Nesta terça-feira, 18, o Arquivo Público do Estado da Bahia (APEB), unidade da Fundação Pedro Calmon (FPC/SecultBA), realizou a palestra: “A invasão Holandesa e os documentos do APEB”, que rememorou os 400 anos do acontecimento histórico, a importância do Tribunal da Relação do Brasil, e a influência dos povos indígenas nas batalhas. A atividade contou com a participação do Desembargador do Tribunal de Justiça da Bahia (TJ-BA), Dr. Lidivaldo Britto e do Professor Dr. David Barbuda, com a mediação da Profa. Dra. Alícia Duhá Lose, e a presença de pesquisadores.

Na ocasião, o Desembargador Lidivaldo Britto explanou sobre o Tribunal da Relação do Brasil, atual Tribunal de Justiça do Estado da Bahia e a invasão holandesa, destacando que documentos recuperados desse período, são custodiados pelo APEB.

“O Tribunal da Relação foi o primeiro do continente americano. Com a vinda do Tribunal para a Bahia, o padre Antônio Vieira veio para Salvador, responsável por escrever a Carta Ânua relatando o que aconteceu naquele ano. Nessa época, foi o Presidente do TJ que começou a liderar a resistência à invasão holandesa. Foram muitas batalhas, os indígenas, os escravizados tiveram influência na resistência muito intensa da comunidade para que os holandeses fossem expulsos, após a expulsão houve muitas consequências para o tribunal, com um movimento para a sua desativação. Os documentos a partir de 1653, quando houve a reativação, se encontram custodiados no APEB. O acervo foi tombado como Patrimônio do Mundo, por isso há uma parceria constante entre TJ e o Arquivo”, enfatizou.

Por sua vez, o historiador Prof. Dr. Davi Barbuda Ferreira, pesquisador dedicado à história dos povos indígenas entre os séculos XVII e XIX, apresentou o resultado da sua pesquisa sobre o tema: “De aldeados a soldados: os índios nas guerras luso-holandesas”.

“A partir a inserção dos indígenas nessas batalhas, há um processo de anseios desses sujeitos. Há uma infinidade de formas de entender a resistência. Boa parte dos soldados que lutaram contra os holandeses vieram das aldeias, em sua maioria, os tupi, em especial os tupinambás. O não avanço dos holandeses na Bahia nos traz um debate sobre técnicas, táticas, militares e o protagonismo indígena.
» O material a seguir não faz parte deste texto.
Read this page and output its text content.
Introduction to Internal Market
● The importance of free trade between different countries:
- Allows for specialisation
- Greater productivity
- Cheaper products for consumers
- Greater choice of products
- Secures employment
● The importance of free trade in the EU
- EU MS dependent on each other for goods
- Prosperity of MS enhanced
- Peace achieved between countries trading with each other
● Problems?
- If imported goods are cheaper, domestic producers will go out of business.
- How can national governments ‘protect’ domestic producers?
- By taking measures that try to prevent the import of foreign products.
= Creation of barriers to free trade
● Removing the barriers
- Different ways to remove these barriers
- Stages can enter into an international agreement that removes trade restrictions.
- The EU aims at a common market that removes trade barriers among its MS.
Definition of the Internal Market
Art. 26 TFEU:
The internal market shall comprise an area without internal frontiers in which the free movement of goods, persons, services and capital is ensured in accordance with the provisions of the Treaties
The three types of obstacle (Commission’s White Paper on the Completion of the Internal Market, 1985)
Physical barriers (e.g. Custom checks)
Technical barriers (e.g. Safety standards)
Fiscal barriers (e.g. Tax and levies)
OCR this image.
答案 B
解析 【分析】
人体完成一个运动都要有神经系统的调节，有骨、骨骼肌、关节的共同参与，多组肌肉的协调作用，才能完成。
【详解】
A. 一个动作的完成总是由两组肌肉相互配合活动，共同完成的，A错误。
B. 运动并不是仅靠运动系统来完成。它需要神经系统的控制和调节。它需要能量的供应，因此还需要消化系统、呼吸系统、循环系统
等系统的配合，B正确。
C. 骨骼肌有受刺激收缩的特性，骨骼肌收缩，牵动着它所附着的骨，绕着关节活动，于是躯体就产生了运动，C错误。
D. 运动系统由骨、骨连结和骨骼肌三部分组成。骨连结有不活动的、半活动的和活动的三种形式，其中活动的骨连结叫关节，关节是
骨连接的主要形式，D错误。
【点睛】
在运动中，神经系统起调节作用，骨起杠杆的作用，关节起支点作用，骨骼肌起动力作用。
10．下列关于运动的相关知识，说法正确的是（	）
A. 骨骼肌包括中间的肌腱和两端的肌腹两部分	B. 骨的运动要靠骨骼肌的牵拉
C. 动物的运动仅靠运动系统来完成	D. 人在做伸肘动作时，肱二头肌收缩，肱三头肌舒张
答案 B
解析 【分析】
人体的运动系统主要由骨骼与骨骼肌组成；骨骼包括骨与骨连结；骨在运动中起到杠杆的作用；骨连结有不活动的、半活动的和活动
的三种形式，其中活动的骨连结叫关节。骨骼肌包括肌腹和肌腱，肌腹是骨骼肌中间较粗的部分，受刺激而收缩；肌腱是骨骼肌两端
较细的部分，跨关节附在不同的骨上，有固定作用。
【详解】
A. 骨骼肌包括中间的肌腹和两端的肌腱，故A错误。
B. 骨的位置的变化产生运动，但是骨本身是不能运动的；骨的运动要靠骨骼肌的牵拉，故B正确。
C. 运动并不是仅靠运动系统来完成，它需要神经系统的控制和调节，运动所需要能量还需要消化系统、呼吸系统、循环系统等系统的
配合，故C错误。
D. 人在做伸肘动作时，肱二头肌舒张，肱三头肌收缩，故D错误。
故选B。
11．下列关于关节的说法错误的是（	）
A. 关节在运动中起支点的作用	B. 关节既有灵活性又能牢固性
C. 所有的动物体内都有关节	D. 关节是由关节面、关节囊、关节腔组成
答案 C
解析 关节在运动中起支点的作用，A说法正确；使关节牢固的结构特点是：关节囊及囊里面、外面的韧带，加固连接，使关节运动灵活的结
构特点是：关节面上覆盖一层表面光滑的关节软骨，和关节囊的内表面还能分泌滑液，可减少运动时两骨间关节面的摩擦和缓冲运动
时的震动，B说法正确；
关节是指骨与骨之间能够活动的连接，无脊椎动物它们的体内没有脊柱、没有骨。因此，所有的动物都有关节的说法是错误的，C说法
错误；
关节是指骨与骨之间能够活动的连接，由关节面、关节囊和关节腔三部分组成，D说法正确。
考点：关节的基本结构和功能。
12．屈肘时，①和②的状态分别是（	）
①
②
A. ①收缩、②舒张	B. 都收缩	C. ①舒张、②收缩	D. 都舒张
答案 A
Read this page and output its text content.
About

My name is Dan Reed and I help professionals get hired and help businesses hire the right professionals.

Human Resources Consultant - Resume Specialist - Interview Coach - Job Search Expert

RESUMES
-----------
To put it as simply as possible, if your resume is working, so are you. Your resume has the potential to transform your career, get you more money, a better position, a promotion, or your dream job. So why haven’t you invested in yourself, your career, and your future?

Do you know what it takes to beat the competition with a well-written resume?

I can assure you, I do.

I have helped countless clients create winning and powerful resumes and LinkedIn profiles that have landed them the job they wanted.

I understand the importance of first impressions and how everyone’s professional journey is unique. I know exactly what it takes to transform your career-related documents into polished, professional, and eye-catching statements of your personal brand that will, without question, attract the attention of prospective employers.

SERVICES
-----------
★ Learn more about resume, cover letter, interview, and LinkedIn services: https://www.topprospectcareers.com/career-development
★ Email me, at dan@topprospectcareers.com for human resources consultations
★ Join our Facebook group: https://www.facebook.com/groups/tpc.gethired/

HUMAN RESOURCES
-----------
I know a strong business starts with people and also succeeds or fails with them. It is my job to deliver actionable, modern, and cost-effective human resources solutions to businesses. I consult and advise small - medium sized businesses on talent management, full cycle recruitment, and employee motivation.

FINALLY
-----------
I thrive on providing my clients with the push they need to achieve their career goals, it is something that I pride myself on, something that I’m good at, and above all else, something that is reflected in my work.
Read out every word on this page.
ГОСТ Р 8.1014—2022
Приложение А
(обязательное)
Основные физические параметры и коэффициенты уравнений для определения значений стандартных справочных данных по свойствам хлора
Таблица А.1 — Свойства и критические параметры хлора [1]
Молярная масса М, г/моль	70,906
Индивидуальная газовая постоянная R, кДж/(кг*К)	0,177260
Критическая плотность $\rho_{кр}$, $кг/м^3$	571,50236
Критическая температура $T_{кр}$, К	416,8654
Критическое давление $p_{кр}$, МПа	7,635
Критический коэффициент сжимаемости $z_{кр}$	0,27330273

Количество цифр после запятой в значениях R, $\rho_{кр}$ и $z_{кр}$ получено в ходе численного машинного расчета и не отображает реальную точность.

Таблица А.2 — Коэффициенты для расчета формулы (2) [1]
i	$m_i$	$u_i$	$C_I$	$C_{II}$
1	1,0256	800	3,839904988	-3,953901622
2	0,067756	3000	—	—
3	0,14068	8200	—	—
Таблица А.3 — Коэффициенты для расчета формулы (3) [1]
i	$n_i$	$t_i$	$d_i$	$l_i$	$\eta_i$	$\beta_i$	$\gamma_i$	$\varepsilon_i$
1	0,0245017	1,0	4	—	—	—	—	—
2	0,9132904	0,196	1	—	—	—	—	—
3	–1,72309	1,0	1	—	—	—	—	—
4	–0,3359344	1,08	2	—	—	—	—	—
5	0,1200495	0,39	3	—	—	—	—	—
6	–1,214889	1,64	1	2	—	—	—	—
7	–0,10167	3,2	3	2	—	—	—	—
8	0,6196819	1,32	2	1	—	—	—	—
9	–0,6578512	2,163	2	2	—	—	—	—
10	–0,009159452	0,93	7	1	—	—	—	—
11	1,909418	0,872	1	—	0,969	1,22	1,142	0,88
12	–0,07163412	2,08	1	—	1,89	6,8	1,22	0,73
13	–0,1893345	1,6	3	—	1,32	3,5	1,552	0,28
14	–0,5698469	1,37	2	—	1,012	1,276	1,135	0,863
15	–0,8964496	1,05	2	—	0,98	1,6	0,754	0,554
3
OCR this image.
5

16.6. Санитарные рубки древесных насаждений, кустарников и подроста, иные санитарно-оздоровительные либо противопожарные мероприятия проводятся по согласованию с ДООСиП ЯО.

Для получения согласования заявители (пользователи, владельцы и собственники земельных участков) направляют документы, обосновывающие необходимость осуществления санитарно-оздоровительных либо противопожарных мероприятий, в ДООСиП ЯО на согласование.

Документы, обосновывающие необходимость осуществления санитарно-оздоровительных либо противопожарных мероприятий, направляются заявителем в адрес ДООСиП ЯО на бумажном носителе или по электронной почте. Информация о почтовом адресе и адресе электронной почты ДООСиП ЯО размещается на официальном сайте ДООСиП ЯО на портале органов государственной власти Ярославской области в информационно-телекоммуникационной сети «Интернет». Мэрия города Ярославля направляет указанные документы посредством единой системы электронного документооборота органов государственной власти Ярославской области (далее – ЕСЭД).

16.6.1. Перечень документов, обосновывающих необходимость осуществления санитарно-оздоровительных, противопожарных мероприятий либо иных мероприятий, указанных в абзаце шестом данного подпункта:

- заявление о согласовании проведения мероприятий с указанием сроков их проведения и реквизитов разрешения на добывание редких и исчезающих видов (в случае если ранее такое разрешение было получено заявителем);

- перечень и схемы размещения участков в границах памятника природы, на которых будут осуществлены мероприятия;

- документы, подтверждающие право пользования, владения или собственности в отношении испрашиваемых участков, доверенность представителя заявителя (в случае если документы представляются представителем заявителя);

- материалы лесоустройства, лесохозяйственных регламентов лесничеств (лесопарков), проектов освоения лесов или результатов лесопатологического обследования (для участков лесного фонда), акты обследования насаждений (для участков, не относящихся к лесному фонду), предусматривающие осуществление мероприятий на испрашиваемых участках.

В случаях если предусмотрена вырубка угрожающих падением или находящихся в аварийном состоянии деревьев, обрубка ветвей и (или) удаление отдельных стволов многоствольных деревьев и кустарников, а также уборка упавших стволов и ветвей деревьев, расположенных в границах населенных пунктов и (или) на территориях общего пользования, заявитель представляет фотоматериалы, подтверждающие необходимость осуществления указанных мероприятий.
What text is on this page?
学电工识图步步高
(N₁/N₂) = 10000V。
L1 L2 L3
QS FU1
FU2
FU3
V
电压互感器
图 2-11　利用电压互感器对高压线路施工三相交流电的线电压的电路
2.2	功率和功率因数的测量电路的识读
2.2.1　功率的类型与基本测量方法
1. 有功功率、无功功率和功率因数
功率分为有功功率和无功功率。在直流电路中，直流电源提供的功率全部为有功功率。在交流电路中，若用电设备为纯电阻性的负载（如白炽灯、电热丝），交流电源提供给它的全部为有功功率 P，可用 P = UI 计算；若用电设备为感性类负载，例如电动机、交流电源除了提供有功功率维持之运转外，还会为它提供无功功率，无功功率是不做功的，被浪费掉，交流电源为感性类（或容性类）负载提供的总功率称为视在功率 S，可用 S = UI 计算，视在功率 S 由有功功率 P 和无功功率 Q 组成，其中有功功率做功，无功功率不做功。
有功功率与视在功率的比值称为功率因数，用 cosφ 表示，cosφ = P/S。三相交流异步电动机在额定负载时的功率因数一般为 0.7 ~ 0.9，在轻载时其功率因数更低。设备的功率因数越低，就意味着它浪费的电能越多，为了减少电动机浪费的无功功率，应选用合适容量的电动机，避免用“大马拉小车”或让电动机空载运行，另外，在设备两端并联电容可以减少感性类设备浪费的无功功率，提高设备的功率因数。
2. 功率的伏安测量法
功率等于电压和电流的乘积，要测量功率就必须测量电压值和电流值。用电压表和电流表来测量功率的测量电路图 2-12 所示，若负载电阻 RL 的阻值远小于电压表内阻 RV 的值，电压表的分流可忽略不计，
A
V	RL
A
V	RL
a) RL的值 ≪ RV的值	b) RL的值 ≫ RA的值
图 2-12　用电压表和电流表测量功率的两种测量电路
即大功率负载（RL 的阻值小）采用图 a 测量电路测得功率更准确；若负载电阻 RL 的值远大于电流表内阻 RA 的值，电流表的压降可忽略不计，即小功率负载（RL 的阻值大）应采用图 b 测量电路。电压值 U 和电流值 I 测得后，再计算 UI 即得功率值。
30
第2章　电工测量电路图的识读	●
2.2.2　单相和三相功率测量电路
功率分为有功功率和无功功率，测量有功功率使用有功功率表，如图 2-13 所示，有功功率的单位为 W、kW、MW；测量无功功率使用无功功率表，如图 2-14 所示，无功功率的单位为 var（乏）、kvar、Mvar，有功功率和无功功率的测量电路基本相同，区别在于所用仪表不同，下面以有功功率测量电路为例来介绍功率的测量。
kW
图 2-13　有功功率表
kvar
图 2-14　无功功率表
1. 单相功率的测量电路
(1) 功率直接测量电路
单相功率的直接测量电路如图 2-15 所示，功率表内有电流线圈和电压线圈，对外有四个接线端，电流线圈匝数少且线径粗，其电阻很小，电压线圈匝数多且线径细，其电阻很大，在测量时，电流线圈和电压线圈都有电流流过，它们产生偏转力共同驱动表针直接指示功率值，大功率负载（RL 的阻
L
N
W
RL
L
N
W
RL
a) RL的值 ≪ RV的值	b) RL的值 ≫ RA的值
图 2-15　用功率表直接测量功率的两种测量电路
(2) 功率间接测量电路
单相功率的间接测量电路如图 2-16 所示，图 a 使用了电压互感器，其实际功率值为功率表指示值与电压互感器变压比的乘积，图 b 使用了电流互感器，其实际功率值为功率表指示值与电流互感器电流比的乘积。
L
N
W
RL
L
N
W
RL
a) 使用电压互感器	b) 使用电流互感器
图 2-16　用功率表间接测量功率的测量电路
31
Foram cinco mil indígenas que lutaram direta e indiretamente, e esses sujeitos se interessavam por obter benefícios, pois para além da sobrevivência, livrar-se da ameaça da escravidão, na perspectiva indígena, aceitar aldear-se era um passo necessário para ascensão social para as lideranças e para a vida comunitária”, explicou.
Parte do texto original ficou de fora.